Comme dans le programme 2 nous avons vu Esteban Moreno et Claudia Codega, Sebastian Arce et Mariana Montes, Damian Rosenthal et Céline Ruiz. Comme dans le programme 2 nous avons vu les 2 mêmes chorégraphies de groupe : « La Yumba » et « La Cumparsita », interprétées par ces 3 couples. Ce fut évidemment un grand moment où l’on a apprécié, à nouveau, la valeur des danseurs et leur fantastique talent d’innovation et d’originalité. Les danseurs, dont je fais partie, adorent voir et revoir, de façon rapprochée, ces spectaculaires beautés chorégraphiques, mais je me pose de réelles questions pour les autres spectateurs qui auraient aimé peut-être voir d’autres danseurs professionnels. Cependant soyons justes en disant que Damian et Céline, Esteban et Claudia, et Sebastian et Mariana ont apporté un plus par rapport à leur programme 2 : « Organito de la Tarde » (chorégraphie de Céline et Damian) ; « Villeguita » (chorégraphie d’Esteban et Claudia) ; « Si Sos Brujo » (chorégraphie de Sebastian et Mariana). C’est la chorégraphie de Sebastian et Mariana qui m’a le plus fascinée, par l’émotion exprimée, par l’originalité des mouvements, par la perfection technique et esthétique.

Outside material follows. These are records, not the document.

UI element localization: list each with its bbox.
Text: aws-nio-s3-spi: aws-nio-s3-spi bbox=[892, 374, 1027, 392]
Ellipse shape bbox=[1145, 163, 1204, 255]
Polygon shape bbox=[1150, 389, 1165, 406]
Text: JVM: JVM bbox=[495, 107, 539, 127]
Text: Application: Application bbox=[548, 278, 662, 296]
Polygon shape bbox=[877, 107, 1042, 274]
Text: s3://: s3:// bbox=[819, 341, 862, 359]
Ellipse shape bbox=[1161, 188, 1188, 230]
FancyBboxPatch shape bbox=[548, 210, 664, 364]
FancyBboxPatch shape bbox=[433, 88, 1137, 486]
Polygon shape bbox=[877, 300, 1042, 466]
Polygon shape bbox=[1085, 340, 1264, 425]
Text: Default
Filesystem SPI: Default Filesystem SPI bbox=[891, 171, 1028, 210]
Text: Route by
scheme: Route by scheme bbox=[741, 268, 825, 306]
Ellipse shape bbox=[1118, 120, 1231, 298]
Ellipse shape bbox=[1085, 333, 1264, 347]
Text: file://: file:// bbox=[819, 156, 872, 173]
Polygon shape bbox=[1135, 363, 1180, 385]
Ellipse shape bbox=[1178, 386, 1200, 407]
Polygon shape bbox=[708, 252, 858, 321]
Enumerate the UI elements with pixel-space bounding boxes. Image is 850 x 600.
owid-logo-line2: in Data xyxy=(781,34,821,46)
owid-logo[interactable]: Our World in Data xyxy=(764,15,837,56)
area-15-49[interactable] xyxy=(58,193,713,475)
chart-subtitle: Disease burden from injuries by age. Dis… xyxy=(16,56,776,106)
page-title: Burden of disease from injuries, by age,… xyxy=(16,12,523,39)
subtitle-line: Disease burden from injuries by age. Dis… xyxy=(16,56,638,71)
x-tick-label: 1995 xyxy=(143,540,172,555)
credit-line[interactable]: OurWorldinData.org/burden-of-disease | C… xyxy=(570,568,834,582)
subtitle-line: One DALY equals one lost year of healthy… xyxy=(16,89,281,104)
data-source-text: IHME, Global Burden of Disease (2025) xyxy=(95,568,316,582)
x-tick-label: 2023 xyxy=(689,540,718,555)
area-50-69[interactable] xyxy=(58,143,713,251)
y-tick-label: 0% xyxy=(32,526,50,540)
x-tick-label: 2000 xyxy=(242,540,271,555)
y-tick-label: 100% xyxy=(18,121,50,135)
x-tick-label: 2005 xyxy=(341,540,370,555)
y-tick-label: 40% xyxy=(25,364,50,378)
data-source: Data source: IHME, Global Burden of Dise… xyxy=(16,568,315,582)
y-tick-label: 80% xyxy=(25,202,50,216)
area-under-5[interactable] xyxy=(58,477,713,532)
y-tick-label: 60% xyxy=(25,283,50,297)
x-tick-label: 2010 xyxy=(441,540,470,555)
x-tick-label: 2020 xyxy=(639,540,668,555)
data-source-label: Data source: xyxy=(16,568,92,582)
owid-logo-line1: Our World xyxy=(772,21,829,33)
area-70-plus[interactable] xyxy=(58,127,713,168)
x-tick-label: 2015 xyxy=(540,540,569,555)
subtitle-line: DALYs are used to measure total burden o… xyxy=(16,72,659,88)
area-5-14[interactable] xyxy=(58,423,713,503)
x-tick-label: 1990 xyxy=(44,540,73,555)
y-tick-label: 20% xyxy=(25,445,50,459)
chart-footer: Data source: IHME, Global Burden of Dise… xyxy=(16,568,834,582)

Il n’en fut pas de même pour un couple de vieux danseurs traditionnalistes : Carlos et Rosa Perez que je ne connaissais pas et qui étaient programmés seulement pour le programme 3. J’ai beau savoir que les Argentins ont un grand respect pour les vieux milongueros qui portent en eux toute la culture du Tango, je ne vois réellement pas l’intérêt de faire voir, en France, à des spectateurs en général qui ne sont pas en grande majorité des danseurs, ces couples qui ont beaucoup de mal à danser parce que trop âgés. De plus ils sont passés à la suite directe de Sebastian et Mariana, la différence entre les deux couples se fait alors encore plus sévère, encore plus redoutable….. Sur scène, je ne crois pas qu’il soit nécessaire de voir de tels couples qui ne peuvent plus se mouvoir avec autant d’aisance que pendant leur jeunesse. Par contre les voir en bal, je serais plutôt pour, car ils y ont parfaitement leur place. Sur la scène de Chaillot, Carlos et Rosa Perez ont passé leurs deux danses à faire attention l’un à l’autre pour ne pas se mettre en difficulté technique, et l’émotion à mon sens n’était pas au rendez-vous à cause de cela. Ils étaient trop dans la crainte. Ceci n’empêche pas qu’ils ont été très applaudis, et à mon sens, c’est anormal et incompréhensible. La scène est-elle un lieu de spectacle ou un lieu de bal ? Sur scène : Tango de scène ou Tango de bal ? Les Parisiens ont-ils bien compris la différence ?

Les musiciens invités :

Anibal Arias (guitare) et Osvaldo Montes (bandonéon) en duo.
Bandonéon tout en douceur et en subtilité sonore, guitare très rythmée…..duo très traditionnel dans l’interprétation des Tangos, et quelle richesse dans l’improvisation ! Un régal.

Le chanteur :

Juan Carlos Godoy
Un loupé de taille pour ce programme 3. Le chanteur Alberto Podesta avait été programmé et nous avons vu de nouveau Juan Carlos Godoy. Aucune explication donnée par la direction du Théâtre. C’est un peu court et, à la limite, irrespectueux pour le public. Il y a de quoi ne pas être content du peu de considération que porte la direction du théâtre vis-à-vis du public venu pour voir et entendre Alberto Podesta. Que s’est-il passé pour que ce grand chanteur ne vienne pas sur la scène de Chaillot comme c’était prévu ? Non pas que je regrette d’avoir vu de nouveau Juan Carlos Godoy. Ce chanteur n’a pas hésité à revenir sur scène pour remplacer son illustre coreligionnaire, et c’est tout à son honneur. Et sa voix a tenu. De plus il a fait l’effort de chanter une chanson qu’il n’avait pas interprété dans le programme 2.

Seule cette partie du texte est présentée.